Unsur-unsur absurditas, pengasingan, dan ketakjuban juga hadir dalam video ini, yang justru dipertegas oleh gerakan tubuh Stipe yang menari seperti dalam kondisi trans. Padahal, awalnya ia tak berniat menari, semua itu lahir dari spontanitas karena konsep awal pengambilan gambar gagal total. Tanpa koreografi, Stipe menggabungkan gaya Sinead O’Connor dan David Byrne dalam tarian khasnya yang kemudian jadi ikonik.
Lagu ini bukan hanya sukses secara artistik, tapi juga mendapat penghargaan besar. Selain memenangkan Grammy dan MTV Video Music Awards, “Losing My Religion” jadi lagu pertama R.E.M. yang menyentuh top 5 tangga lagu Billboard. Bahkan, menurut produser Scott Litt, lagu ini sebenarnya sederhana dalam produksinya.

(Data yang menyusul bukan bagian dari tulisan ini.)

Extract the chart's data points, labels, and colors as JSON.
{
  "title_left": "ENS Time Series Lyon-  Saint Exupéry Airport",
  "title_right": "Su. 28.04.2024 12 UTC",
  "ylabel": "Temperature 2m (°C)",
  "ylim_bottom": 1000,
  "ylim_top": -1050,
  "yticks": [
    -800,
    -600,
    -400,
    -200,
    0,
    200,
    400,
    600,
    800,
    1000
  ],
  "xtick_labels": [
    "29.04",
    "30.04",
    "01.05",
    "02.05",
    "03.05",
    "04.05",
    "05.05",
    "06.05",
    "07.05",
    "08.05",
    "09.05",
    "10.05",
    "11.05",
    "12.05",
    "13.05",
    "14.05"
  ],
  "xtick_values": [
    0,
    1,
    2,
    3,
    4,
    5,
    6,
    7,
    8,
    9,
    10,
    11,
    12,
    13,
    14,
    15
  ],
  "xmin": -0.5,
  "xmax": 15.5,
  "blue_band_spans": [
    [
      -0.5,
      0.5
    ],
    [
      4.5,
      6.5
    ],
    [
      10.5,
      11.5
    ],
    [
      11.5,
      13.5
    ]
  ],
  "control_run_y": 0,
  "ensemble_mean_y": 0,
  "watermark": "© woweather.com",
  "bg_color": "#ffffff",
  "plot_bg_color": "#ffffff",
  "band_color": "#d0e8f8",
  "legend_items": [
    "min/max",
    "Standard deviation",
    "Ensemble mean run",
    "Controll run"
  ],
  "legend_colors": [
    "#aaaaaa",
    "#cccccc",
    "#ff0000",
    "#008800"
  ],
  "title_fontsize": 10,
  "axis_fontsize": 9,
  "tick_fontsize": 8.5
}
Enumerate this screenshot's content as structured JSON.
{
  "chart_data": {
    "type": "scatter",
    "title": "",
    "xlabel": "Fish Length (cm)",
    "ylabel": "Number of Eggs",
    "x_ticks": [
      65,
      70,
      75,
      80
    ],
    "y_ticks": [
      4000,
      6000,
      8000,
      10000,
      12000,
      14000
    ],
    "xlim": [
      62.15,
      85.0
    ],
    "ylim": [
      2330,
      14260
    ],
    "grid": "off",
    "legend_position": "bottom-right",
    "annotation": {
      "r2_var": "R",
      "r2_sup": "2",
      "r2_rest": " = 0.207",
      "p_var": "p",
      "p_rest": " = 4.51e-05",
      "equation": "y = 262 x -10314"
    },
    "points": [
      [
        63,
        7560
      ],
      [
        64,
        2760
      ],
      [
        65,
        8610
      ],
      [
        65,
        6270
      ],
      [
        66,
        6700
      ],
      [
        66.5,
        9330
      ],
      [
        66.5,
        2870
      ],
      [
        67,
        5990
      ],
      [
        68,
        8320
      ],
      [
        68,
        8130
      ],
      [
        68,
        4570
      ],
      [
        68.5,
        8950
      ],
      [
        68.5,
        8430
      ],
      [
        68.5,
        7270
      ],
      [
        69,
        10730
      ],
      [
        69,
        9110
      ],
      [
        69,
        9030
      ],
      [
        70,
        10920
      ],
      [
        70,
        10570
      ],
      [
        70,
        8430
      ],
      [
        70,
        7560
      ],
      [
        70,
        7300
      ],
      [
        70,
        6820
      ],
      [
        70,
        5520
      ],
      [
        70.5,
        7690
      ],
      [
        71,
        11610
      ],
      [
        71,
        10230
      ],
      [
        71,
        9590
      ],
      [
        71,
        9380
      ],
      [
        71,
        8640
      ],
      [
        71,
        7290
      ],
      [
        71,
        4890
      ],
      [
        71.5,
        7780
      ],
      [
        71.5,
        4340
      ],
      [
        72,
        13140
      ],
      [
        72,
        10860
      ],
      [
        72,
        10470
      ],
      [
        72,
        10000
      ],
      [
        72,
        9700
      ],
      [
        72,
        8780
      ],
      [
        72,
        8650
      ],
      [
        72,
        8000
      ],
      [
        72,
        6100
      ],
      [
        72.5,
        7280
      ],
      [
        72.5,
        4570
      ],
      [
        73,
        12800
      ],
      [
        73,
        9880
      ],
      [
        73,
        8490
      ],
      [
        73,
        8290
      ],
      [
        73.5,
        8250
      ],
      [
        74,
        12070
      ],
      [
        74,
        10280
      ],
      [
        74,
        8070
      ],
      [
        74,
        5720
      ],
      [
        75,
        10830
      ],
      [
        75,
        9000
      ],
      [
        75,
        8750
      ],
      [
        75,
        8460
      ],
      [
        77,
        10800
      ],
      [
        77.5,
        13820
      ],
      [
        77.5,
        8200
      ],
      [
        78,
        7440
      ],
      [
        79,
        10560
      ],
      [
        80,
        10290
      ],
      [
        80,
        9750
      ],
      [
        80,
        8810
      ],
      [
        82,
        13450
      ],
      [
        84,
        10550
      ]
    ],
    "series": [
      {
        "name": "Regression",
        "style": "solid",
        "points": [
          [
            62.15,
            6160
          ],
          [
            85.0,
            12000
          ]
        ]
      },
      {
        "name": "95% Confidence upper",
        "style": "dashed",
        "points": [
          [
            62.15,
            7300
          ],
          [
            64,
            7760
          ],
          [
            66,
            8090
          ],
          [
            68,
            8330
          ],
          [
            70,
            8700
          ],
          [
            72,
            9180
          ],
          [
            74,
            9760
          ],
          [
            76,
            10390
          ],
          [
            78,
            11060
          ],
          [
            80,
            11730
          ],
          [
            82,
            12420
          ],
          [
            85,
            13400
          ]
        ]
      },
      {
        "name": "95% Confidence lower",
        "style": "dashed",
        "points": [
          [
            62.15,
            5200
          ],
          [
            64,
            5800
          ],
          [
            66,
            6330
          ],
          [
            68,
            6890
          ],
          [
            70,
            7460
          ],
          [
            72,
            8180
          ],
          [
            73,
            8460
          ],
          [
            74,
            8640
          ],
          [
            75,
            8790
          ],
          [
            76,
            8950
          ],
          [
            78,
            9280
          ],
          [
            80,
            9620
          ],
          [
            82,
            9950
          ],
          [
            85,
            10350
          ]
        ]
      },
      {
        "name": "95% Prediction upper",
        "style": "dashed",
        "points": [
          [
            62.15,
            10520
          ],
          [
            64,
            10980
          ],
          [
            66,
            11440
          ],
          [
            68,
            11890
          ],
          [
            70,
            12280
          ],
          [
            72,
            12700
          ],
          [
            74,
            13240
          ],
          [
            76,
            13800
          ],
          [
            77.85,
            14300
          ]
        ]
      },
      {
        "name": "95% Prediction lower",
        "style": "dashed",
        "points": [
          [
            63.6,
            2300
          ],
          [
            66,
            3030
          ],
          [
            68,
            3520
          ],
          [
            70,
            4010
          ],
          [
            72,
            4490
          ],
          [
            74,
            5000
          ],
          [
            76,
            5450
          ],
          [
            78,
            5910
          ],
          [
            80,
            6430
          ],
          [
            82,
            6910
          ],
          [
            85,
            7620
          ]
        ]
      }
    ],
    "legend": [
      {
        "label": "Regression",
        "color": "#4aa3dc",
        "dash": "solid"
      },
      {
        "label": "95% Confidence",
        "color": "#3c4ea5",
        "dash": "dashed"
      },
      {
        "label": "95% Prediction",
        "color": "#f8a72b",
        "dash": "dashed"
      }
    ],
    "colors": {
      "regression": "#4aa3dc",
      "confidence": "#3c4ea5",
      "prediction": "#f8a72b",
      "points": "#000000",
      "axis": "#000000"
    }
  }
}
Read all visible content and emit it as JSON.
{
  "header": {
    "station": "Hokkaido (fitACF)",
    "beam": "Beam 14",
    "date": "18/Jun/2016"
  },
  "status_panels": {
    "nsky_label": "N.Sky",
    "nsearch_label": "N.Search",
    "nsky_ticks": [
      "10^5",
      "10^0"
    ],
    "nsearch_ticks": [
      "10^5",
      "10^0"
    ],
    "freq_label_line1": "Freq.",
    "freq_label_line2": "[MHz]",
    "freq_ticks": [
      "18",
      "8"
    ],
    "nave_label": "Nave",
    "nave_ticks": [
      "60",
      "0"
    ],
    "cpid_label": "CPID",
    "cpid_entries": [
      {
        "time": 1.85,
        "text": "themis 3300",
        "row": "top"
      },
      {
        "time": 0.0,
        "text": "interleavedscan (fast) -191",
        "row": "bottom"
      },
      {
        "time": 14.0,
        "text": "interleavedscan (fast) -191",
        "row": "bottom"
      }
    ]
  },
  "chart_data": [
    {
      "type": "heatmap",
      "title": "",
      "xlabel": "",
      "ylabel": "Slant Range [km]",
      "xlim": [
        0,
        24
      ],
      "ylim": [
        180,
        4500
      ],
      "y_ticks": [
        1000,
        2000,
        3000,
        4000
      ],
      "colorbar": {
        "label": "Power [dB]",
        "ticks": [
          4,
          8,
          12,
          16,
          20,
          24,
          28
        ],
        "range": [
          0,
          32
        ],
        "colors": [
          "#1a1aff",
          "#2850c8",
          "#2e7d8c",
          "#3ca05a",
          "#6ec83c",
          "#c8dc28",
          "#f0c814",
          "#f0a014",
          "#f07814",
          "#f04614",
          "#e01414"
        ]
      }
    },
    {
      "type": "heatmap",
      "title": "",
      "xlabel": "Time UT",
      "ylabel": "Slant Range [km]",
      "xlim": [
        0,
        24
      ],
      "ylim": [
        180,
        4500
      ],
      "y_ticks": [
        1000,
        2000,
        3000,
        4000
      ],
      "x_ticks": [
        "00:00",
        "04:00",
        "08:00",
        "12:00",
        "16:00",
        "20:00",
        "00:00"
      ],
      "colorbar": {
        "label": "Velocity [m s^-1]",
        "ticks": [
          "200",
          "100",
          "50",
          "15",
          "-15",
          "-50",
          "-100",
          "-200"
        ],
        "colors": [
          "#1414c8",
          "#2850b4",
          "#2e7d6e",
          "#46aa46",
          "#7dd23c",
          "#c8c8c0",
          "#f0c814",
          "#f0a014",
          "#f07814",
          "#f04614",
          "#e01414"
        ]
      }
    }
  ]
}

Semua bagian mandolin direkam live tanpa overdub. Dan meski tidak menonjol di permukaan, bagian drum Bill Berry sangat krusial dalam memberi kerangka ritmis lagu ini, bahkan sempat diminta untuk dinaikkan volumenya pada proses mixing terakhir.
Pendengar Mencoba Mengaitkannya dengan Berbagai Hal
Saking dalamnya makna lagu ini, banyak pendengar mencoba mengaitkannya dengan berbagai hal, bahkan ada yang mengira lagu ini tentang kematian John Lennon. Tapi Stipe menegaskan, ini bukan lagu autobiografis.
“Ada satu malam di tahun 1991, saya menunjuk penonton dan bilang ‘lagu ini tentang kalian’. Saya pun tidak tahu kenapa saya bilang begitu,” ujarnya dalam sebuah pernyataan, melansir berbagai sumber.
Makna yang terus diperdebatkan dan lapisan emosional yang tak kunjung habis ditelusuri membuat “Losing My Religion” tetap relevan hingga hari ini. Sebuah lagu yang membuktikan bahwa kesederhanaan bisa menjelma keindahan yang mendalam, asalkan datang dari tempat yang jujur.
Terakhir, seperti kata Stipe, mungkin lagu ini memang bukan tentang dirinya, namun buat kita semua. Ini adalah tentang kita, tentang rasa takut mencintai, tentang diam-diam mengagumi, dan tentang kehilangan arah saat semua harapan tak pernah benar-benar tiba.